Value of claim in the former Quindell’s legal battle is also revealed
Watchstone has put its capital return to shareholders on hold until its claim with Australian personal injury law firm Slater and Gordon is resolved.
Watchstone says it has been told by Slater and Gordon that the legal action has a prospect of success.
But the firm continues to deny that the warranty claim have any merit and added it would defend the claims robustly if proceedings are brought.
In September this year Slater and Gordon launched a legal action against Watchstone under the share purchase agreement for the professional services division (PSD) it bought from Watchstone, formerly Quindell in June 2015 for £637m.
When the PSD deal was struck, £50m of the purchase price was held in escrow in case of any claims.
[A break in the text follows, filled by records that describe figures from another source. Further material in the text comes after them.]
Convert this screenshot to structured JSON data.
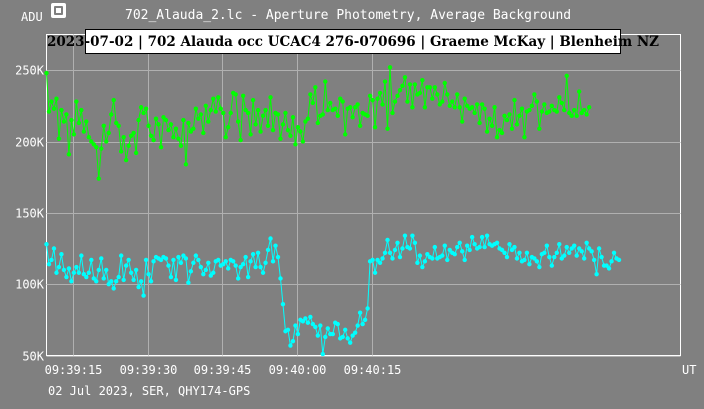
{
  "window": {
    "title": "702_Alauda_2.lc - Aperture Photometry, Average Background",
    "icon": "app-icon"
  },
  "footer": "02 Jul 2023, SER, QHY174-GPS",
  "chart_data": {
    "type": "line",
    "title": "2023-07-02 | 702 Alauda occ UCAC4 276-070696 | Graeme McKay | Blenheim NZ",
    "ylabel": "ADU",
    "xlabel": "UT",
    "ylim": [
      50000,
      275000
    ],
    "xlim": [
      9.65,
      137.0
    ],
    "xticks": [
      {
        "value": 15,
        "label": "09:39:15"
      },
      {
        "value": 30,
        "label": "09:39:30"
      },
      {
        "value": 45,
        "label": "09:39:45"
      },
      {
        "value": 60,
        "label": "09:40:00"
      },
      {
        "value": 75,
        "label": "09:40:15"
      }
    ],
    "yticks": [
      {
        "value": 50000,
        "label": "50K"
      },
      {
        "value": 100000,
        "label": "100K"
      },
      {
        "value": 150000,
        "label": "150K"
      },
      {
        "value": 200000,
        "label": "200K"
      },
      {
        "value": 250000,
        "label": "250K"
      }
    ],
    "grid": true,
    "series": [
      {
        "color": "#00ff00",
        "x_start": 9.65,
        "x_step": 0.5,
        "values": [
          248000,
          221000,
          228000,
          223000,
          230000,
          202000,
          222000,
          214000,
          219000,
          191000,
          215000,
          205000,
          228000,
          213000,
          222000,
          207000,
          214000,
          203000,
          200000,
          198000,
          196000,
          174000,
          195000,
          211000,
          200000,
          206000,
          219000,
          229000,
          213000,
          211000,
          193000,
          203000,
          187000,
          197000,
          204000,
          206000,
          192000,
          215000,
          224000,
          220000,
          223000,
          211000,
          204000,
          201000,
          216000,
          212000,
          196000,
          217000,
          215000,
          208000,
          212000,
          203000,
          209000,
          202000,
          197000,
          215000,
          184000,
          213000,
          207000,
          209000,
          223000,
          216000,
          219000,
          206000,
          225000,
          214000,
          222000,
          230000,
          221000,
          231000,
          223000,
          220000,
          203000,
          210000,
          220000,
          234000,
          233000,
          214000,
          201000,
          232000,
          222000,
          220000,
          205000,
          229000,
          212000,
          222000,
          207000,
          218000,
          222000,
          211000,
          231000,
          208000,
          220000,
          219000,
          202000,
          212000,
          220000,
          208000,
          204000,
          217000,
          198000,
          210000,
          207000,
          200000,
          214000,
          216000,
          233000,
          227000,
          238000,
          213000,
          218000,
          219000,
          242000,
          222000,
          227000,
          222000,
          223000,
          218000,
          230000,
          228000,
          205000,
          223000,
          224000,
          217000,
          224000,
          226000,
          211000,
          220000,
          219000,
          218000,
          232000,
          229000,
          210000,
          230000,
          234000,
          226000,
          242000,
          209000,
          252000,
          220000,
          228000,
          232000,
          236000,
          239000,
          245000,
          228000,
          240000,
          224000,
          240000,
          233000,
          234000,
          243000,
          224000,
          238000,
          238000,
          230000,
          238000,
          233000,
          226000,
          228000,
          241000,
          233000,
          225000,
          228000,
          224000,
          233000,
          224000,
          214000,
          230000,
          225000,
          223000,
          224000,
          220000,
          226000,
          213000,
          226000,
          223000,
          207000,
          216000,
          211000,
          224000,
          203000,
          208000,
          206000,
          218000,
          215000,
          219000,
          209000,
          229000,
          212000,
          218000,
          223000,
          203000,
          221000,
          222000,
          225000,
          233000,
          228000,
          209000,
          221000,
          226000,
          220000,
          221000,
          225000,
          222000,
          221000,
          231000,
          227000,
          222000,
          246000,
          220000,
          218000,
          222000,
          218000,
          235000,
          220000,
          222000,
          219000,
          224000
        ]
      },
      {
        "color": "#00ffff",
        "x_start": 9.65,
        "x_step": 0.5,
        "values": [
          128000,
          114000,
          117000,
          125000,
          108000,
          112000,
          121000,
          110000,
          105000,
          111000,
          102000,
          108000,
          112000,
          108000,
          120000,
          107000,
          105000,
          108000,
          117000,
          104000,
          102000,
          110000,
          118000,
          104000,
          110000,
          100000,
          102000,
          97000,
          102000,
          105000,
          120000,
          103000,
          113000,
          117000,
          108000,
          103000,
          110000,
          98000,
          102000,
          92000,
          117000,
          107000,
          102000,
          116000,
          119000,
          118000,
          117000,
          119000,
          118000,
          113000,
          105000,
          117000,
          103000,
          119000,
          115000,
          120000,
          118000,
          101000,
          109000,
          115000,
          120000,
          117000,
          112000,
          107000,
          110000,
          115000,
          106000,
          108000,
          116000,
          117000,
          113000,
          114000,
          116000,
          111000,
          117000,
          116000,
          113000,
          104000,
          112000,
          114000,
          119000,
          105000,
          116000,
          121000,
          112000,
          122000,
          112000,
          108000,
          115000,
          124000,
          132000,
          116000,
          127000,
          119000,
          104000,
          86000,
          67000,
          68000,
          57000,
          60000,
          71000,
          65000,
          75000,
          74000,
          76000,
          73000,
          77000,
          72000,
          70000,
          64000,
          71000,
          51000,
          63000,
          69000,
          65000,
          65000,
          73000,
          72000,
          62000,
          63000,
          68000,
          62000,
          59000,
          64000,
          66000,
          71000,
          80000,
          72000,
          75000,
          83000,
          116000,
          117000,
          108000,
          117000,
          115000,
          118000,
          122000,
          131000,
          122000,
          118000,
          124000,
          129000,
          119000,
          125000,
          134000,
          126000,
          125000,
          134000,
          129000,
          115000,
          120000,
          112000,
          116000,
          121000,
          119000,
          118000,
          126000,
          118000,
          119000,
          120000,
          127000,
          117000,
          124000,
          122000,
          121000,
          126000,
          129000,
          123000,
          117000,
          127000,
          124000,
          133000,
          128000,
          125000,
          126000,
          133000,
          126000,
          134000,
          128000,
          127000,
          128000,
          129000,
          125000,
          124000,
          122000,
          119000,
          128000,
          124000,
          126000,
          118000,
          122000,
          116000,
          117000,
          122000,
          114000,
          119000,
          118000,
          116000,
          112000,
          121000,
          122000,
          127000,
          119000,
          113000,
          119000,
          122000,
          128000,
          118000,
          120000,
          126000,
          122000,
          125000,
          127000,
          120000,
          125000,
          123000,
          118000,
          129000,
          125000,
          123000,
          117000,
          107000,
          125000,
          119000,
          113000,
          113000,
          111000,
          116000,
          122000,
          118000,
          117000
        ]
      }
    ]
  }
}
The money will continue to be held in escrow until the claim is resolved.
Watchstone said: “[The company] has received a copy of the opinion, which states that a warranty claim presented by Slater and Gordon has on balance a prospect of success and that, if successful, such claim would be likely to have a value of £53m. Accordingly, £50m is to be retained in the warranty escrow account until the warranty claim is resolved.
“The Opinion is solely for the purpose of determining whether the warranty escrow may be released to Watchstone at this time. It does not pre-judge the outcome of any legal proceedings. Watchstone remains satisfied that the warranty claim has no merit and will defend it robustly if proceedings are brought.”
As of 25 November 2016, Watchstone had cash of £83.1m (excluding the warranty escrow).